We now have an interactive shell as ataegina . cat /home/ataegina/user.txt THMataegina_user_flag 4. Root Privilege Escalation Check SUID binaries:
find / -perm -4000 2>/dev/null Found: /usr/bin/doas (OpenBSD’s doas alternative on Linux).
cat /tmp/root_flag THMataegina_root_flag | Step | Technique | |------|------------| | Recon | Nmap, dirbusting | | Initial access | Tomcat manager default creds → WAR backdoor | | User pivot | sudo zip command injection | | Root | doas misconfiguration + systemctl abuse | Key takeaway: Always check default credentials, cronjobs, sudo/doas rights, and unusual SUID binaries.

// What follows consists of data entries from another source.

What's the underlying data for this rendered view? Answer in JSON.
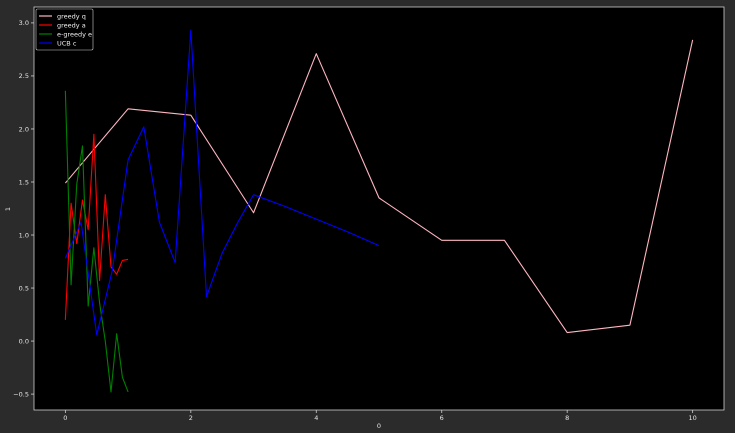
{
  "chart_data": {
    "type": "line",
    "xlabel": "0",
    "ylabel": "1",
    "xlim": [
      -0.5,
      10.5
    ],
    "ylim": [
      -0.65,
      3.15
    ],
    "x_ticks": [
      0,
      2,
      4,
      6,
      8,
      10
    ],
    "x_tick_labels": [
      "0",
      "2",
      "4",
      "6",
      "8",
      "10"
    ],
    "y_ticks": [
      -0.5,
      0.0,
      0.5,
      1.0,
      1.5,
      2.0,
      2.5,
      3.0
    ],
    "y_tick_labels": [
      "−0.5",
      "0.0",
      "0.5",
      "1.0",
      "1.5",
      "2.0",
      "2.5",
      "3.0"
    ],
    "grid": false,
    "legend_position": "top-left",
    "background": "#000000",
    "series": [
      {
        "name": "greedy q",
        "color": "#ffb6c1",
        "x": [
          0,
          1,
          2,
          3,
          4,
          5,
          6,
          7,
          8,
          9,
          10
        ],
        "y": [
          1.49,
          2.19,
          2.13,
          1.21,
          2.71,
          1.35,
          0.95,
          0.95,
          0.08,
          0.15,
          2.84
        ]
      },
      {
        "name": "greedy a",
        "color": "#ff0000",
        "x": [
          0,
          0.0909,
          0.1818,
          0.2727,
          0.3636,
          0.4545,
          0.5455,
          0.6364,
          0.7273,
          0.8182,
          0.9091,
          1.0
        ],
        "y": [
          0.2,
          1.3,
          0.92,
          1.33,
          1.05,
          1.95,
          0.57,
          1.38,
          0.7,
          0.63,
          0.76,
          0.77
        ]
      },
      {
        "name": "e-greedy e",
        "color": "#008000",
        "x": [
          0,
          0.0909,
          0.1818,
          0.2727,
          0.3636,
          0.4545,
          0.5455,
          0.6364,
          0.7273,
          0.8182,
          0.9091,
          1.0
        ],
        "y": [
          2.36,
          0.53,
          1.48,
          1.84,
          0.33,
          0.88,
          0.36,
          0.0,
          -0.48,
          0.07,
          -0.34,
          -0.48
        ]
      },
      {
        "name": "UCB c",
        "color": "#0000ff",
        "x": [
          0,
          0.25,
          0.5,
          0.75,
          1.0,
          1.25,
          1.5,
          1.75,
          2.0,
          2.25,
          2.5,
          2.75,
          3.0,
          3.5,
          4.0,
          4.5,
          5.0
        ],
        "y": [
          0.78,
          1.12,
          0.06,
          0.67,
          1.71,
          2.02,
          1.12,
          0.74,
          2.93,
          0.42,
          0.83,
          1.12,
          1.38,
          1.27,
          1.15,
          1.03,
          0.9
        ]
      }
    ]
  }
}
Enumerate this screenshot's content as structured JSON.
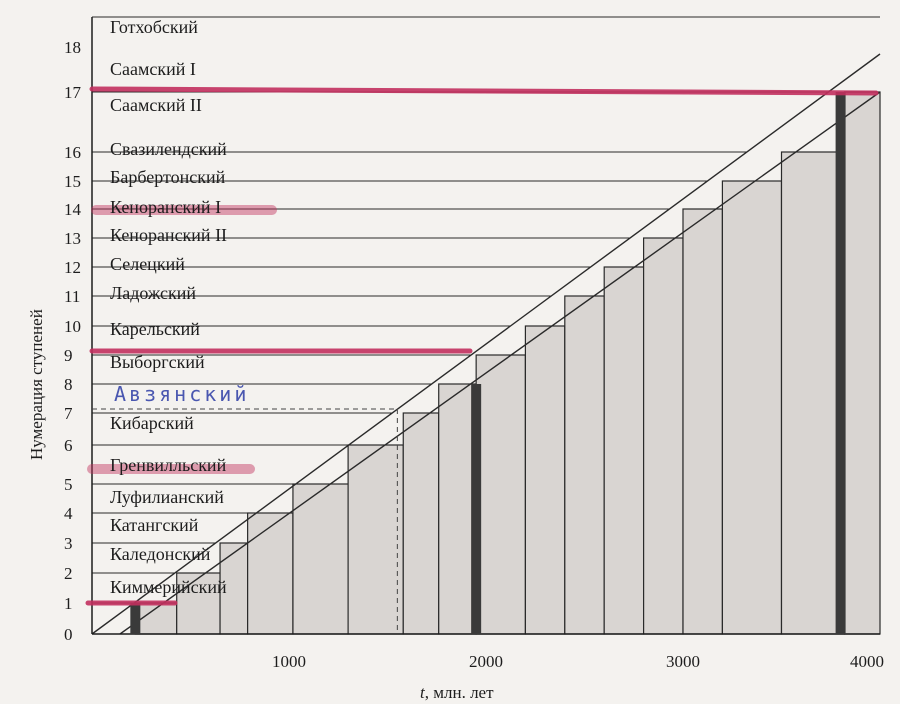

Ataegina: Walkthrough !free!
We now have an interactive shell as ataegina . cat /home/ataegina/user.txt THMataegina_user_flag 4. Root Privilege Escalation Check SUID binaries:
find / -perm -4000 2>/dev/null Found: /usr/bin/doas (OpenBSD’s doas alternative on Linux).
cat /tmp/root_flag THMataegina_root_flag | Step | Technique | |------|------------| | Recon | Nmap, dirbusting | | Initial access | Tomcat manager default creds → WAR backdoor | | User pivot | sudo zip command injection | | Root | doas misconfiguration + systemctl abuse | Key takeaway: Always check default credentials, cronjobs, sudo/doas rights, and unusual SUID binaries.